I love this little 6th edition (1966), The Manual Of Horsemanship published by The British Horse Society, Warwickshire. It is divided into advice about handling ponies and riding (Equitation), saddlery and horsemastership. My favourite section as a teenager was Horsemastership and Stablemanagement; in other words, caring for my pet.
' In dealing with horses there is a right way and a wrong way of doing things. Sometimes there are several right ways of doing the same thing. The man who does things the right way is said to possess horse sense. If he does it instinctively he is said to be born with horse sense'.
I liked to think I had horse sense; that I was a natural. I am an animal lover after all. This belief helped to give me confidence and jump the cavalletti of what I found to be a rather intimidating world to enter into.
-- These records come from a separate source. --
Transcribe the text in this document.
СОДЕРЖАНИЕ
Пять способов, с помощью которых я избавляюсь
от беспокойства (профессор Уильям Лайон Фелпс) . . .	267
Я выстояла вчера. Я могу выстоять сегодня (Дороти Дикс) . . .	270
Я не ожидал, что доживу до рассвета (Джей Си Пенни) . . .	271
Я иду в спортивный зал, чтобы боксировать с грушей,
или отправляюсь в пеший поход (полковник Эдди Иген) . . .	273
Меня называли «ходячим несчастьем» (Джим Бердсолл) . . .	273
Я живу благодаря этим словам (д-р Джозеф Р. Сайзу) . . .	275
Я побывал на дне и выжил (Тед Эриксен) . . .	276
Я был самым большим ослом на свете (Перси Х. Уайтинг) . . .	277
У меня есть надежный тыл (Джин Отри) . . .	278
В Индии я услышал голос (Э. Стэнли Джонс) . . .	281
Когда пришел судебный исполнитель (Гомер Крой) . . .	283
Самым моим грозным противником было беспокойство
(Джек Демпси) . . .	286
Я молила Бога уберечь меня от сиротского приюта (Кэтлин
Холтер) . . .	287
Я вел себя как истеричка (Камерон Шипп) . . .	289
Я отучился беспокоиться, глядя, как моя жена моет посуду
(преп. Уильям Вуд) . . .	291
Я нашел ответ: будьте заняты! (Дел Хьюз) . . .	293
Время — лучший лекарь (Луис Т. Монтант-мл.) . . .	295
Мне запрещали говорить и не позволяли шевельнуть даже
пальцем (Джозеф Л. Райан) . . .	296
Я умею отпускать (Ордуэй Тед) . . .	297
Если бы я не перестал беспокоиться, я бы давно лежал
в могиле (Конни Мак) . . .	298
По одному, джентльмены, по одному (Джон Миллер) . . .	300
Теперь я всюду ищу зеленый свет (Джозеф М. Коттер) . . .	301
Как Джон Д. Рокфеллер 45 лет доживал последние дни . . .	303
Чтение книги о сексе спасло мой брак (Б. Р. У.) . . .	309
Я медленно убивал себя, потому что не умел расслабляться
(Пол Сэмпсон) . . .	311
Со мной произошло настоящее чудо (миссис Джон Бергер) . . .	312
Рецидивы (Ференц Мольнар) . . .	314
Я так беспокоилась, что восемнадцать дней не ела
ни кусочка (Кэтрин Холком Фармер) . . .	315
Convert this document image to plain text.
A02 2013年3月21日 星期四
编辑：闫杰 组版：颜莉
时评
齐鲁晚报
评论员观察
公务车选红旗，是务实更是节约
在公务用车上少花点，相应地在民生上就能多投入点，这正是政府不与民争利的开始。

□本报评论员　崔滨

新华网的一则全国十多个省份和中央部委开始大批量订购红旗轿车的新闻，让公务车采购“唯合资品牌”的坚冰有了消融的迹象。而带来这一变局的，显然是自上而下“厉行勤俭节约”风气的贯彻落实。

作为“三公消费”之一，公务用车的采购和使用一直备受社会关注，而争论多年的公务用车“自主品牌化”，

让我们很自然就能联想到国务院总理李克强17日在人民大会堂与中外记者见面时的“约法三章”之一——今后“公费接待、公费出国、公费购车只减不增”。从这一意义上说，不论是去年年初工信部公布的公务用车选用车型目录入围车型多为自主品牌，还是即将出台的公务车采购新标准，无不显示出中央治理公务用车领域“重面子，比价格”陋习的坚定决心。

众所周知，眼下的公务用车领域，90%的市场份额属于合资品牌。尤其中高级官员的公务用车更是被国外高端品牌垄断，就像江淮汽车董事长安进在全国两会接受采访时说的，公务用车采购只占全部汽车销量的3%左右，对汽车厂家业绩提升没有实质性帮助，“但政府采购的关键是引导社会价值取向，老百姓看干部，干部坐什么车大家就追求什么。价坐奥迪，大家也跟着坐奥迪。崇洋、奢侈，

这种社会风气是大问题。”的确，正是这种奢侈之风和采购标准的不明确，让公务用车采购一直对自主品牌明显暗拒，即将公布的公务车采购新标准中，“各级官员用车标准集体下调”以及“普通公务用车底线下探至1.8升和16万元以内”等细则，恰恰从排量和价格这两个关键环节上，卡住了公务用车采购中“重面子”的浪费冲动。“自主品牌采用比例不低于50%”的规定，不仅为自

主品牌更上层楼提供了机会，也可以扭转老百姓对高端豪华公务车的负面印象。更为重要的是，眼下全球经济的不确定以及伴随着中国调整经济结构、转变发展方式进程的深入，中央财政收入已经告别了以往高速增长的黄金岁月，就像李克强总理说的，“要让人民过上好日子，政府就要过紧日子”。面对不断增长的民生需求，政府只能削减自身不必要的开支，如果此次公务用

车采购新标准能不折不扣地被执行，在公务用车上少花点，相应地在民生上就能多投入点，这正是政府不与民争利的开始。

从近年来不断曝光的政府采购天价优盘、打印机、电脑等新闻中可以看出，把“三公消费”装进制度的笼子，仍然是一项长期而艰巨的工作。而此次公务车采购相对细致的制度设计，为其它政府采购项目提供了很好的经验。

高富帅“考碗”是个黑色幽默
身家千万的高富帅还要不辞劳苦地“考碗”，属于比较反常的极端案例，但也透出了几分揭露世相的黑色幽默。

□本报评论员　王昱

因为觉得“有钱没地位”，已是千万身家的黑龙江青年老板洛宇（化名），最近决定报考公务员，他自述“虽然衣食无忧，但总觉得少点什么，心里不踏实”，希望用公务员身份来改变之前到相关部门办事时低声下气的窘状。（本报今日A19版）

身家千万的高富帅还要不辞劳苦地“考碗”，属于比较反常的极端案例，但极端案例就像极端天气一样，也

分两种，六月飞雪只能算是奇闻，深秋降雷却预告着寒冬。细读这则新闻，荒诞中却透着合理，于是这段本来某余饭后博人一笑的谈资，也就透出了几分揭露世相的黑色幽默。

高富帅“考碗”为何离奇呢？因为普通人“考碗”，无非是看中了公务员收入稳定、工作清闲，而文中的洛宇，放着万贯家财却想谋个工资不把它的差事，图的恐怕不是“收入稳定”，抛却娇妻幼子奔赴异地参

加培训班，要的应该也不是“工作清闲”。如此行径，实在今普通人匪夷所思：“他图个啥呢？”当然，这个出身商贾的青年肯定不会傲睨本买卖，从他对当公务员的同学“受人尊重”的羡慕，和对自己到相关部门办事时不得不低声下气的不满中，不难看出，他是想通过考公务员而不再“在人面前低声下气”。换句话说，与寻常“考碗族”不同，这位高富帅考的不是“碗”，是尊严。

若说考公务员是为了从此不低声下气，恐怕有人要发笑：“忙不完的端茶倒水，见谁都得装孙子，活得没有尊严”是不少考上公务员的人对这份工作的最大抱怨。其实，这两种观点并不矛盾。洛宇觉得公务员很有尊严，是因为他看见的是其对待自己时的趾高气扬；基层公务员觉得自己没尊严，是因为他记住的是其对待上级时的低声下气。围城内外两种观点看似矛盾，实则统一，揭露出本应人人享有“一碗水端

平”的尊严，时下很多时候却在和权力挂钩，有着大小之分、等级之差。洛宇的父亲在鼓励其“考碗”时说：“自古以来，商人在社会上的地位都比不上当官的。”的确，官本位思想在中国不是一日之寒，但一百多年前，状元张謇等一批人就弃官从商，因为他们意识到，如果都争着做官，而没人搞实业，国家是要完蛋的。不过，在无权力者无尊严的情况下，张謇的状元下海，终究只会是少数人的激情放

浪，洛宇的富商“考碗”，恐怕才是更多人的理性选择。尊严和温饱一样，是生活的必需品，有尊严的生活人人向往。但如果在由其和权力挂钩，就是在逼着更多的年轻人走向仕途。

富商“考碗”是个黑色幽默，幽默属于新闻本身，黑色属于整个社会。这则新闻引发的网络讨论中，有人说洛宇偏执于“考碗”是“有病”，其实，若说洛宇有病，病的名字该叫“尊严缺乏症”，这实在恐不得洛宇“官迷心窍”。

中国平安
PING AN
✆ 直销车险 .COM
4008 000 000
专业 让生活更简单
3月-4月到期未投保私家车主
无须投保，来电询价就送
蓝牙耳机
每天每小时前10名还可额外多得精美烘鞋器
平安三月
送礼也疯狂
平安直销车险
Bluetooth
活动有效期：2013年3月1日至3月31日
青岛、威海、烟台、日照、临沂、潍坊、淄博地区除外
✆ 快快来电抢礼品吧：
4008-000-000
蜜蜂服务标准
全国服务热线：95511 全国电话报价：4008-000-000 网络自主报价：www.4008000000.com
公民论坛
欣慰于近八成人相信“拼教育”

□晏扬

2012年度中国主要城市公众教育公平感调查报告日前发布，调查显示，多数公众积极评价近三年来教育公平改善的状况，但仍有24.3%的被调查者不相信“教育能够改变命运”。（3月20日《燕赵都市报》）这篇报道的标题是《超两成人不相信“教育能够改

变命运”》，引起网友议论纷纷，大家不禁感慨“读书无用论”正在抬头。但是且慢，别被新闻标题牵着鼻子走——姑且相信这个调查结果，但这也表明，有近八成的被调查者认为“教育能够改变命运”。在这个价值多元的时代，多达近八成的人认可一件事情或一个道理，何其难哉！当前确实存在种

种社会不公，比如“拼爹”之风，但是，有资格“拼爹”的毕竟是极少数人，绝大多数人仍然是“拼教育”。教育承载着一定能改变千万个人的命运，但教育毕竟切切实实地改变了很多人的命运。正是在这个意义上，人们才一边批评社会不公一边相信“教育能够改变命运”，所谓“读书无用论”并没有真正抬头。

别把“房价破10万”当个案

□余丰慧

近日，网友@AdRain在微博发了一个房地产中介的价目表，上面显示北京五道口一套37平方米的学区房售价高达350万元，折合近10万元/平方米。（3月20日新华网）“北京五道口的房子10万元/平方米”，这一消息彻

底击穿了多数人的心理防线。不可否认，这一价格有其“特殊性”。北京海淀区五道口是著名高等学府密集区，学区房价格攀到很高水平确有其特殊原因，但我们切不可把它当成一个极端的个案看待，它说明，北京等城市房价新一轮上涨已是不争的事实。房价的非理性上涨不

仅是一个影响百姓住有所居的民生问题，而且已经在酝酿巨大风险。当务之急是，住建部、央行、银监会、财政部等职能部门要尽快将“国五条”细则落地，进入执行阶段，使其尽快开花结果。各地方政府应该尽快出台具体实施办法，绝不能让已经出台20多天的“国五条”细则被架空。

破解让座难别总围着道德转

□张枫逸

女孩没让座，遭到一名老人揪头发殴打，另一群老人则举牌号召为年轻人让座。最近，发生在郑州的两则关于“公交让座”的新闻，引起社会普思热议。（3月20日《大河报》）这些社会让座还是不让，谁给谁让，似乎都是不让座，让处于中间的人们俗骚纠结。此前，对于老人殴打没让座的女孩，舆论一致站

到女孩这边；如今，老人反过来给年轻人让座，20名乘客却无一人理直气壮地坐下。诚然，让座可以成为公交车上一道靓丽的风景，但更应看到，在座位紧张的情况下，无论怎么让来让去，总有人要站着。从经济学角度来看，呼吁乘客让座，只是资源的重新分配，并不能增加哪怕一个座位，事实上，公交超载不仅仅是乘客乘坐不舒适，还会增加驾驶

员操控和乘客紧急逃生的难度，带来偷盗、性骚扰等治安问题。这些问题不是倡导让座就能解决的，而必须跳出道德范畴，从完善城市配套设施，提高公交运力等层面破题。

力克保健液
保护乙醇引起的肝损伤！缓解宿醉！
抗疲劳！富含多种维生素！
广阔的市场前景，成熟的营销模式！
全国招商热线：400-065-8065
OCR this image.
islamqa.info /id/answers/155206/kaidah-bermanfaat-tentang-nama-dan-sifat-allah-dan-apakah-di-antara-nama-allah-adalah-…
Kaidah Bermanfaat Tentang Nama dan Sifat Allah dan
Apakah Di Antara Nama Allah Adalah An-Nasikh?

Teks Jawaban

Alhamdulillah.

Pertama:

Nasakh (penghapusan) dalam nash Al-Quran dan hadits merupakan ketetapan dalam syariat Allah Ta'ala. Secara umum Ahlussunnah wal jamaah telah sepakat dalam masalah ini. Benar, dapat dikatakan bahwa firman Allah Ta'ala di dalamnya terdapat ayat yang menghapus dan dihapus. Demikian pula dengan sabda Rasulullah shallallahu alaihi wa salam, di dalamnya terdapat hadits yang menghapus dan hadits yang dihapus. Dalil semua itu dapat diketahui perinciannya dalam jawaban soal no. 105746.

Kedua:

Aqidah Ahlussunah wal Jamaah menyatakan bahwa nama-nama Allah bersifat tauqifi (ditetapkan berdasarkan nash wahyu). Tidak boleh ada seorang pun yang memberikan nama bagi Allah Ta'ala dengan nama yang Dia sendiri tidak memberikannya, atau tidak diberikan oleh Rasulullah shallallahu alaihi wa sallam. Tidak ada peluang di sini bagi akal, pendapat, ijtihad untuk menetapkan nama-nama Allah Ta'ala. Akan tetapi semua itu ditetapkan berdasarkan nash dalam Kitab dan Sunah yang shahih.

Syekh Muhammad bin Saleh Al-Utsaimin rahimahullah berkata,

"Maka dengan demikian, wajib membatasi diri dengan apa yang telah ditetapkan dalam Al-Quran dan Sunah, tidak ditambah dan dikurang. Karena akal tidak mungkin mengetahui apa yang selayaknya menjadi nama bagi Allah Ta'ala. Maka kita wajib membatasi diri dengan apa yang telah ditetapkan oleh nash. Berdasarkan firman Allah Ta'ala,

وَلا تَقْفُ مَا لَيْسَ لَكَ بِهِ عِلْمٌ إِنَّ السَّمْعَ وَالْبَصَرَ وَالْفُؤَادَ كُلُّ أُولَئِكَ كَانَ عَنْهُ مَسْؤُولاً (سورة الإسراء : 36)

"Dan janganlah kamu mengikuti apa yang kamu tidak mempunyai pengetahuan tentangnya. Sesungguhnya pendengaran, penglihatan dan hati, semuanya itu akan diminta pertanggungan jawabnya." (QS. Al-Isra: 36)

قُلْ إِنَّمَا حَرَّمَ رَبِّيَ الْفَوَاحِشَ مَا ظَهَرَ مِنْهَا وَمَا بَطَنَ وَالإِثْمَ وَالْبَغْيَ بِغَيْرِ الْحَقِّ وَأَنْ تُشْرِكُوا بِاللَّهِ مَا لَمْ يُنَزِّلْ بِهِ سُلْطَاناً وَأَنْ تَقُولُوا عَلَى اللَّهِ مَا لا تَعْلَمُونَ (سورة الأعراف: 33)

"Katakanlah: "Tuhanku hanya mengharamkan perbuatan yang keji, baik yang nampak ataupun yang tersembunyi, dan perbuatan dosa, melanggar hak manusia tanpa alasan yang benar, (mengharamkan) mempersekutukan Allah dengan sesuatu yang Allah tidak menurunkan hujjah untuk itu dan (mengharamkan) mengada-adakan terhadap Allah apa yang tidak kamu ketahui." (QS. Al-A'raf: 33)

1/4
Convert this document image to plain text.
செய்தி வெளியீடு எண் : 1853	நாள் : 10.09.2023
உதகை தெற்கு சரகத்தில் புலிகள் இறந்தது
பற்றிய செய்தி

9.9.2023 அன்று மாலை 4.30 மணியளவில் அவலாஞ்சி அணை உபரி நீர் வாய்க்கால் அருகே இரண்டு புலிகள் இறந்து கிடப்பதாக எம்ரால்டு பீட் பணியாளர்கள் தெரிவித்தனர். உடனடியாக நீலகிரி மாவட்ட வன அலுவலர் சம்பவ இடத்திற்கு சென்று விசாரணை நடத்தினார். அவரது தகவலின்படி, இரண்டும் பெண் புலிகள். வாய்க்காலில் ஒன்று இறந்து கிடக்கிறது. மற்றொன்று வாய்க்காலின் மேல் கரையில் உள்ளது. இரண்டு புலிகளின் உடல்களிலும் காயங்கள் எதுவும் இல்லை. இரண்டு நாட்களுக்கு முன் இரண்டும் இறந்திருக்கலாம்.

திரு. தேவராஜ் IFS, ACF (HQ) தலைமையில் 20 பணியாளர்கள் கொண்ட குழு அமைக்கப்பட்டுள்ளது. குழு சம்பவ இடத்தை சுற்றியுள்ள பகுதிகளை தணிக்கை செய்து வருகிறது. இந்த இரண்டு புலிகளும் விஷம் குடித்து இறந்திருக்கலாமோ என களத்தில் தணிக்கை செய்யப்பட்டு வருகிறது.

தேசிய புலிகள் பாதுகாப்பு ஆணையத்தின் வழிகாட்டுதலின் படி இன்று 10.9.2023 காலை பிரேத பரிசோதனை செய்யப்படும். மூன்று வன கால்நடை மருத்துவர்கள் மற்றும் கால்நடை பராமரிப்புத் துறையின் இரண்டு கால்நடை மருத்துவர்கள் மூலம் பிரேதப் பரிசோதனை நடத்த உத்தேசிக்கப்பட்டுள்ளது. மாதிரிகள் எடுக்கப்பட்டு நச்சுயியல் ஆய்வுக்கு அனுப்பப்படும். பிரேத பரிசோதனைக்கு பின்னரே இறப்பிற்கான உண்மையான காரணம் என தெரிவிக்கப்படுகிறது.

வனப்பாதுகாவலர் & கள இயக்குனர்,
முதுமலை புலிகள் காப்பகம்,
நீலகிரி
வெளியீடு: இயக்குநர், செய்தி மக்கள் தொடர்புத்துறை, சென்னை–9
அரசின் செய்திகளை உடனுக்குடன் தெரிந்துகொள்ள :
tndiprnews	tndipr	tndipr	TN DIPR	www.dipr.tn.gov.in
I did not live in the countryside. I lived in an industrial city; Dundee a jute city. I was working class. Not from the horsey set at all. My family did not own transport. How do I find my first pony? Where do I keep him/her? How will I fund the welfare of such an expensive animal?
Me with Misty and Barney Rubble
Misty was renamed from Bacardi, after a book I read, Misty Of Chincoteague, by Marguerite Henry (1947). A better fitting name I thought.
It is all a blur but I did it! I first of all cared for a Highland pony called Bluebell on free loan from a Scottish trekking centre. I borrowed my mother's bicycle to travel to the local stables (Quite dilapidated old farm buildings at the back of the city). Amazingly my mother funded the weekly DIY stable fees. My little Manual of Horsmanship tucked into my rucksack. This experience, when I was fifteen years old, helped to drive my determination to have a pet of my own. In time I became the proud owner of Misty, Barney Rubble and later Sheika.